During the past few weeks I’ve been doing a lot of work in some of Wales’ upland areas, reviewing management options for conservation of habitats and species, and monitoring the effects of grazing on huge areas of common land. It’s been getting pretty cold and wet, and the upland terrain is hard on the feet and legs, and all I was doing was walking. It made me wonder about the hardiness of the people who built these walls 🙂
On the day I took this photo I imagined two new tunes, both pretty good as I recall. By the time I got home I couldn’t remember them. They’re gone. One of the pitfalls of never learning to write music down. Oh well maybe they’ll return to me in a more convenient place and time.
Aldo Leopold was a great visionary writer who realised before most people that in conserving wild nature we save ourselves…
“The last word in ignorance is the man who says of an animal or plant, “What good is it?” If the land mechanism as a whole is good, then every part is good, whether we understand it or not. If the biota, in the course of aeons, has built something we like but do not understand, then who but a fool would discard seemingly useless parts? To keep every cog and wheel is the first precaution of intelligent tinkering.”
Music from the album “Round River” by Mike Howe
I have been exceptionally lucky recently to have been asked to prepare a conservation management plan for the estate at Dinefwr (Din-ev-or) near Llandeilo in West Wales, which is owned and cared for by the National Trust.
It is quite a difficult task to paint a verbal picture of Dinefwr and it isn’t possible to convey the importance of the place in strictly factual terms. It’s only when you are lucky enough to visit Dinefwr that the sheer unusual beauty of the place strikes you in a way that the words that you have read cannot. It is a very, very special place indeed.
Dinefwr is of exceptional significance for its archaeology, designed landscape and buildings. The present day landscape was set out by George Rice and his wife Cecil with some assistance from Lancelot ’Capability’ Brown in the second half of the 18th century.
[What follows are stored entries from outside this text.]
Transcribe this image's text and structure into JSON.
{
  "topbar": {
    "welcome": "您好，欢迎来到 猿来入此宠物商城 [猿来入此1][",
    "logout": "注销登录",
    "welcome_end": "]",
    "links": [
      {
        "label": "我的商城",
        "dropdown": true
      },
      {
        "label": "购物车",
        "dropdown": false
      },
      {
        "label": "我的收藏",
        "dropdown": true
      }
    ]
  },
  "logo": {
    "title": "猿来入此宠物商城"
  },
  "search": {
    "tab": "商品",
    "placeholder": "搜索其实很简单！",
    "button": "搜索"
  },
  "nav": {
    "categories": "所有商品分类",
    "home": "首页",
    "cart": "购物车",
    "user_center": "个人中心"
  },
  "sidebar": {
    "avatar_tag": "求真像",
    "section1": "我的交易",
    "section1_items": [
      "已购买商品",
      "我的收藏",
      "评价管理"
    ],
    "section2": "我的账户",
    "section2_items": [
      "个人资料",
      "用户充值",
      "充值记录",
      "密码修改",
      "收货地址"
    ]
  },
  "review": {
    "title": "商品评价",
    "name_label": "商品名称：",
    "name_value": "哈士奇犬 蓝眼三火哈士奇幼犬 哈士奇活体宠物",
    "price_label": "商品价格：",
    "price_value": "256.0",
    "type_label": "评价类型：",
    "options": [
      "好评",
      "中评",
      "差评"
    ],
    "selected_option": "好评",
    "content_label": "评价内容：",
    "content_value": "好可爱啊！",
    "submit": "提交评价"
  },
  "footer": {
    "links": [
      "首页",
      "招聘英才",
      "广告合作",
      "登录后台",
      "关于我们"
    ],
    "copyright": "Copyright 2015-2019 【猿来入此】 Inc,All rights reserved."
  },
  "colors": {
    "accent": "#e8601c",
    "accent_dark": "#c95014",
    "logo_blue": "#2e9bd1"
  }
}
It has been widely admired ever since with impressions recorded by means of painting, sketching and the written word – it even appeared on a dinner plate, part of a service commissioned by Catherine the Great.
Today the park is widely acknowledged to be one of the finest designed landscapes in the UK. At its centre is Newton House, originally constructed in the 17th century to a simple but elegant design, it was encased in limestone to a Venetian-gothic design in the 1850s.
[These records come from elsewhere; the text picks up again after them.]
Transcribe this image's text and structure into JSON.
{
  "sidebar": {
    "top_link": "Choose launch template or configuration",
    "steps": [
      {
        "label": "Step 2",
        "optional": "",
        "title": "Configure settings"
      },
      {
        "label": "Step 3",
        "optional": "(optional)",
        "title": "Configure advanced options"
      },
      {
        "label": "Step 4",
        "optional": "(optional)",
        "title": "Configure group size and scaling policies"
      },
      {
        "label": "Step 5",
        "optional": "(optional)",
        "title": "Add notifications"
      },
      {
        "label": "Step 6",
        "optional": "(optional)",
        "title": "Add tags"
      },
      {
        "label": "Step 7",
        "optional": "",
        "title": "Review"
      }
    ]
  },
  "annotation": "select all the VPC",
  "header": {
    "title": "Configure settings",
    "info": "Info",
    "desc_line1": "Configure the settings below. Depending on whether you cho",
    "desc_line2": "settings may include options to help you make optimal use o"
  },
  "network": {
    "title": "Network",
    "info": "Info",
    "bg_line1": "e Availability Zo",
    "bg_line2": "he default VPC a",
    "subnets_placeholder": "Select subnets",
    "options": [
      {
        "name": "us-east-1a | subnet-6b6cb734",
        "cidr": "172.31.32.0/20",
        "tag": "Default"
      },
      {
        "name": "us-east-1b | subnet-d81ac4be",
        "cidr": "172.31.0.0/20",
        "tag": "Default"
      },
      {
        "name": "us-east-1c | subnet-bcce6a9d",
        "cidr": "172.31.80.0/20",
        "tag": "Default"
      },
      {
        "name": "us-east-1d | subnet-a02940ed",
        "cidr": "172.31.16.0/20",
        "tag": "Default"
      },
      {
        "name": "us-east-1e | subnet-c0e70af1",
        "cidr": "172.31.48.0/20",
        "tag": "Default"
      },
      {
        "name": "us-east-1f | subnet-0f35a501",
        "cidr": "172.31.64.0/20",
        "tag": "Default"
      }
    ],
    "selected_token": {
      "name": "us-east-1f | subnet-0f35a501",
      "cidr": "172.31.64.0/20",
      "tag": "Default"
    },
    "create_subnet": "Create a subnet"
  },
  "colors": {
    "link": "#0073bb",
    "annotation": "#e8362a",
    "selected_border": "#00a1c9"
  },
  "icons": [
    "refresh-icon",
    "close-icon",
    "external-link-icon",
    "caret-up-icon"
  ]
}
Trees and open grassland are so important to the appearance and aesthetic qualities of Dinefwr’s landscape and they were deliberately set out as part of the landscape design, with most of the trees planted on the higher ground and the grassland occupying the valleys and the areas immediately adjacent to the house and the main drive.
Archaeological surveys have, inevitably, revealed evidence of earlier landscapes including the defensive structures of an Iron Age fort and most remarkable of all, two overlapping Roman forts. Faint earthworks mark the outlines of tracks and field boundaries that predated the construction of the deer park in the middle of the 17th century.
One of the most significant archaeological monuments in the park is Dinefwr Castle. The 12th century stone buildings and walls seen today apparently replaced an earlier timber structure dating to the 8th century. This castle was the capital of most of west and south Wales in the 12th century so the surrounding woodland and park must conceal evidence of medieval tracks and paths.
The park is well known for its fallow deer and, in particular, its white park cattle – a rare breed restored to the park in 1992 after a long absence, but that can be traced back to Dinefwr from at least 1000 years ago. Both the deer and the cattle are integral to the historic park in their own right, but also because they maintain a complex mosaic of ancient grassland habitats.
One of the most striking features of the grassland in the deer park is the abundance of yellow meadow ant hills, which indicates how undisturbed this grassland has been for centuries.
In some parts of the park there are remnants of medieval woodland featuring many ancient trees that are at least 400 years old. And at its core, this wood pasture is dominated by nearly 300 huge oak trees, including some of the oldest and largest trees in the UK – one, the Castle Oak, is thought to be over 700 years old.
Dinefwr’s ancient trees, important in their own right, are host to a remarkable assemblage of wood decay invertebrates including 400 “saproxylic” beetle species, 26 of which are classified as nationally scarce. More than 160 species of lichen have been recorded in the park, several of which indicate a long history of ecological continuity.
The assemblage of breeding birds at Dinefwr is very impressive, and some of the most important are the lesser spotted woodpecker, an increasingly rare species in the UK, as are the green woodpeckers, which thrive on the impressive colonies of yellow meadow ants, conspicuous by the presence of hundreds of ant hills in the deer park grassland. Other notable bird species breeding in the woodlands include tawny owl, tree creeper, sparrowhawk, tree sparrow, jay, long-tailed tit and pied flycatcher.
On the lakes, ponds and ditches of the Towy floodplain greylag geese, Canada geese, swan, widgeon, goldeneye, heron and snipe amongst many others can been found year round.